There are many types of bacteria and they thrive in different temperature ranges. Thermophilic bacteria are the dominant ones in hot composting and thrive at 50-75 degrees.

The metabolic activity of thermophilic bacteria peaks at about 60-70 degrees and tails off rapidly beyond this. If the compost gets too hot the metabolic rate decreases until an equilibrium is reached. By cooling the compost to keep it within an optimum temperature range you are able to compost faster.

Step 2: Construction

I built a thoroughly insulated composting bin. I used a 150L plastic oil drum as the container mounted within a wooden frame with 50mm thick polystyrene panels and copious amounts of spray foam to fill all gaps.

I then added feather board around the outside to hold everything in and make it look a bit better.

Theoretically a 70x70x100cm box with 5cm expanded polystyrene insulation (0.035W/m∙K) at 40C above ambient loses 100W of heat. These are the dimensions of the unit however the insulation is a fair bit thicker in areas so I think 100W sets an upper bound hopefully.

Step 3: Aeration

I used a perforated false floor and air pump to aerate from below. The idea was the air would perforate up through the compost cooling and oxygenating it.

I didn't know how much heat to anticipate or what sort of airflow I'd need. The airflow had to be adjustable with the max flow able to keep the compost from rising above 65C even at its peak composting rate. I tried to google watts/m^3 produced by aerobic composting but struggled to find a good answer.

I decided to utilise a Koi pond aerator for the air flow. This was advertised as pumping 90L/minute (at no head pressure). I calculated that 60 L/minute of air flow going from 20C@50% humidity to 60C@100% removes about 350 Watts of heat (50 W from heating the air up, 300 W from the evaporation of 500ml of water per hour). This sounded good enough.

I figured I could turn the pump on and off depending on the temperatures in the heap. I silicone sealed a thermistor in the tip of a crimped aluminium tube. I used an Arduino to read the temperature and switch on/off the air pump via a solid state relay.

Step 4: Ventilation

The hot moist air needs an exit route out of the container. I didn’t want this air just escaping around the rim of the lid because the air would cool, condense, soak and rot the wooden frame.

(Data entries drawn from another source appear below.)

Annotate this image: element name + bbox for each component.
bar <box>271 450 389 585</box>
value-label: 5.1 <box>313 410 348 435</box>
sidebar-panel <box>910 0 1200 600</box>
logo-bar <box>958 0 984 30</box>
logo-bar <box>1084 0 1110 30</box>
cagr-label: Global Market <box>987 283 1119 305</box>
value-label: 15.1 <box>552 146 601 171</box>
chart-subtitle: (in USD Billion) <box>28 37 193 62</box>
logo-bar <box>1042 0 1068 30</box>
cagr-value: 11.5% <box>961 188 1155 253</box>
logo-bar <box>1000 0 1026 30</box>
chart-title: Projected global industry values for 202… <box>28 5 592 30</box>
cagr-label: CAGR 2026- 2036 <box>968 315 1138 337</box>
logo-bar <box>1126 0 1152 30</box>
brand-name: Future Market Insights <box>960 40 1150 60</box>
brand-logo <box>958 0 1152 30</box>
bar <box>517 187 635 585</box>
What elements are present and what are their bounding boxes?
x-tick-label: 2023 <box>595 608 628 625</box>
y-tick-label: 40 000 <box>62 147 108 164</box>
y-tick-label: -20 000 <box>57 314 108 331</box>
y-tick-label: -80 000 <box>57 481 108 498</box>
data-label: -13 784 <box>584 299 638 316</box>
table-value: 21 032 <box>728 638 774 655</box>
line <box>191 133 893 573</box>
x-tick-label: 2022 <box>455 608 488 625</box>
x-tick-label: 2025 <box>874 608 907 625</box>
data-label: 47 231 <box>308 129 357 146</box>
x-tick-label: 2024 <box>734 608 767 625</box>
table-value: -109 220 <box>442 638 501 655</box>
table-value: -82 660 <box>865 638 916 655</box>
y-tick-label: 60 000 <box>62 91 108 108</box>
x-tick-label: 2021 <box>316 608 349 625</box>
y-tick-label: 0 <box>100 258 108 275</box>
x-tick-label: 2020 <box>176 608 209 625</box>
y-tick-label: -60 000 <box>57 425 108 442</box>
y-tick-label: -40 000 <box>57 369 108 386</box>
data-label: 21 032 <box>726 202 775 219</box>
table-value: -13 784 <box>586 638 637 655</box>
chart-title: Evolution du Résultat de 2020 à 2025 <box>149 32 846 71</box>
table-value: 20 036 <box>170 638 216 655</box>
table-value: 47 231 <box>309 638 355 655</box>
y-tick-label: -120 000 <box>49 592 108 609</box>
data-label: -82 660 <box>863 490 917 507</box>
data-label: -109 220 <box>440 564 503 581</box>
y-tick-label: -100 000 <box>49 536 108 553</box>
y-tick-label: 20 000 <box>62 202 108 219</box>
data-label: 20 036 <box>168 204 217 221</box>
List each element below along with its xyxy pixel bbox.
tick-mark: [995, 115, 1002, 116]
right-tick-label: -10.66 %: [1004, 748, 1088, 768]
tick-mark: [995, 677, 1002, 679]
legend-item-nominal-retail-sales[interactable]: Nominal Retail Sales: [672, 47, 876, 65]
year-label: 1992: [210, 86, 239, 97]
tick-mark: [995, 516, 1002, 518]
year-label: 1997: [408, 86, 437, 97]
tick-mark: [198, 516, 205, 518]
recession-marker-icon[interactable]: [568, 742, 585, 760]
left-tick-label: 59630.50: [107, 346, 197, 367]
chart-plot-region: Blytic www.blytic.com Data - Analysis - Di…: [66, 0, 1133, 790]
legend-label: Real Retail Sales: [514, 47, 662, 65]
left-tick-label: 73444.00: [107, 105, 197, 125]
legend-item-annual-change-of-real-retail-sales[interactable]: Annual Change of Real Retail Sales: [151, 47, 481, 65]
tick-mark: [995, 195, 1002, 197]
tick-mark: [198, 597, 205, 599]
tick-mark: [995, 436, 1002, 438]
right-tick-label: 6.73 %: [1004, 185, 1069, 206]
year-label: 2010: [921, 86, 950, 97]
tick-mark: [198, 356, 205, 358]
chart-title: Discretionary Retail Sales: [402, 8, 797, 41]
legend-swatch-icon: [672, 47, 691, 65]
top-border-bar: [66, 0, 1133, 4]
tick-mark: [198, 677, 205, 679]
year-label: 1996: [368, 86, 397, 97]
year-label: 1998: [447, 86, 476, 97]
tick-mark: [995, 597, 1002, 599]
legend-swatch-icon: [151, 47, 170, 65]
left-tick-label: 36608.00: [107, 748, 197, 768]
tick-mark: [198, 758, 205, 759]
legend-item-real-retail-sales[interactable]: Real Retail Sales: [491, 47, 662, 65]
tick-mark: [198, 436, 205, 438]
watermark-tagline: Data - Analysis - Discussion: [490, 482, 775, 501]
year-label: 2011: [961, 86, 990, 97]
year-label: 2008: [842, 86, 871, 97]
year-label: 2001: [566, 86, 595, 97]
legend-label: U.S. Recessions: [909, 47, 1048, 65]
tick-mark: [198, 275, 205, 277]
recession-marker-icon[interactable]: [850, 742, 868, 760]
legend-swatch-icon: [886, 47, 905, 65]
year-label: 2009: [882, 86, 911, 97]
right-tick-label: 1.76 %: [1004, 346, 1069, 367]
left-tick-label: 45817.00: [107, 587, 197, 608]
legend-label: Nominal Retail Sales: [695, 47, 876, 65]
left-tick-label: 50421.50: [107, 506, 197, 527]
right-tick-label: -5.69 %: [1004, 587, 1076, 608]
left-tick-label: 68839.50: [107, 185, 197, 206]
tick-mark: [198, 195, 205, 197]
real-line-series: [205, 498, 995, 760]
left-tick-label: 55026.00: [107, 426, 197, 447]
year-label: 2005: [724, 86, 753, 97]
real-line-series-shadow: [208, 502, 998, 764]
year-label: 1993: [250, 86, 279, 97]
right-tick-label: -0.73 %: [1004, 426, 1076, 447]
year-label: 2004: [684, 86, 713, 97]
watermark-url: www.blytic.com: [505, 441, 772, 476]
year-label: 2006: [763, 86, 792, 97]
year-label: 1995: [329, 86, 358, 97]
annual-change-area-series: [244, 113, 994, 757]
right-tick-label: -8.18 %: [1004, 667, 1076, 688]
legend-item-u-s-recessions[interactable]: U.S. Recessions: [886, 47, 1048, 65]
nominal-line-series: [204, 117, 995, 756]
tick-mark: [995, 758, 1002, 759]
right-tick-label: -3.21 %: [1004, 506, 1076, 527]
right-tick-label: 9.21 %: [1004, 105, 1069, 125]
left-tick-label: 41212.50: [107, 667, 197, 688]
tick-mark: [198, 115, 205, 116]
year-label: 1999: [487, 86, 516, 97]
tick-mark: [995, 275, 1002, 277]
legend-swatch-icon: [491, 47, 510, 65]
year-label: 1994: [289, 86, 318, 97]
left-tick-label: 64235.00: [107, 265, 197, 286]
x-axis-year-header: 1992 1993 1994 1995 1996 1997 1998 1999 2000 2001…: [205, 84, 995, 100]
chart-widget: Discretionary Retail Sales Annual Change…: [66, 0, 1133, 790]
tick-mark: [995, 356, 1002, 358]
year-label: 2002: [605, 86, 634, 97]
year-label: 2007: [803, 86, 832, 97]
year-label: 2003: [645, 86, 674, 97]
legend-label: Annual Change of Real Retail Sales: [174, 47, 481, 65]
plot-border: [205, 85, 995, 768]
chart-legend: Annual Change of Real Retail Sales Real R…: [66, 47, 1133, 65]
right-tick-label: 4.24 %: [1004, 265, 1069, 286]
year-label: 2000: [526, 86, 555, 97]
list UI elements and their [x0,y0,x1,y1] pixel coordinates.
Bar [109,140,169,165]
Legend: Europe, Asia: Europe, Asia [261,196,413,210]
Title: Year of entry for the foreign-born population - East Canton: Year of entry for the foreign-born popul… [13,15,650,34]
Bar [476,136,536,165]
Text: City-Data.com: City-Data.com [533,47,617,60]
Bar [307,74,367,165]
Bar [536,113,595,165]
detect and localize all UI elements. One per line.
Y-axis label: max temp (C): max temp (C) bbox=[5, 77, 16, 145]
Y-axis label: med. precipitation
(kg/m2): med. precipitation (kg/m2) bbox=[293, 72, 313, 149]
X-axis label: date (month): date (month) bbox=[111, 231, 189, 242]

To address this issue I built in a 32mm vent pipe and mounted a small computer fan externally to suck air from the unit. The idea being this would pull a slight negative pressure inside and any cracks around the lid would leak fresh air into the unit and that’d be sucked out the 32mm vent pipe along with the rest of the moisture.

This idea worked for about 24 hours before the fan stopped working. I did an autopsy and found the hot moist CO2 rich air had completely corroded the fan motor and electronics…

So I tried a second iteration with the fan motor to the side of the pipe as pictured. I 3D printed the mount. This is working so far but as to its longevity I'm not sure. The fan blows air over the hottest part of the piping too which helps cool and condense the moisture of the exhaust air. The condensate drips out the bottom which I collect. This is distilled water.

Step 5: Software

An Arduino runs some simple software. Every 10 minutes the air pump is switched on for 30 seconds regardless of the temperature. This ensures there is plenty of oxygen. If the temperature is above a setpoint of 60 Celsius then the pump will remain on for longer. If the temperature reaches 65 Celsius then the pump stays on permanently. It’s very simple. The code is on GitHub.

Step 6: Measuring Heat Output

I've wondered how to measure the heat output of the composter. One way I have thought of is to fill the unit with inert material but similar in thermal conductivity and moisture content to active compost. I could then embed an electrical heating wire in the media and heat it up artificially. I could then measure the required power to maintain 60C. I think I'll try this once this batch of compost has matured.

In the meantime I'll measure the 24 hour distilled water production. 1kg of condensate equates to 628 Wh of heat. I will update this write-up with any results.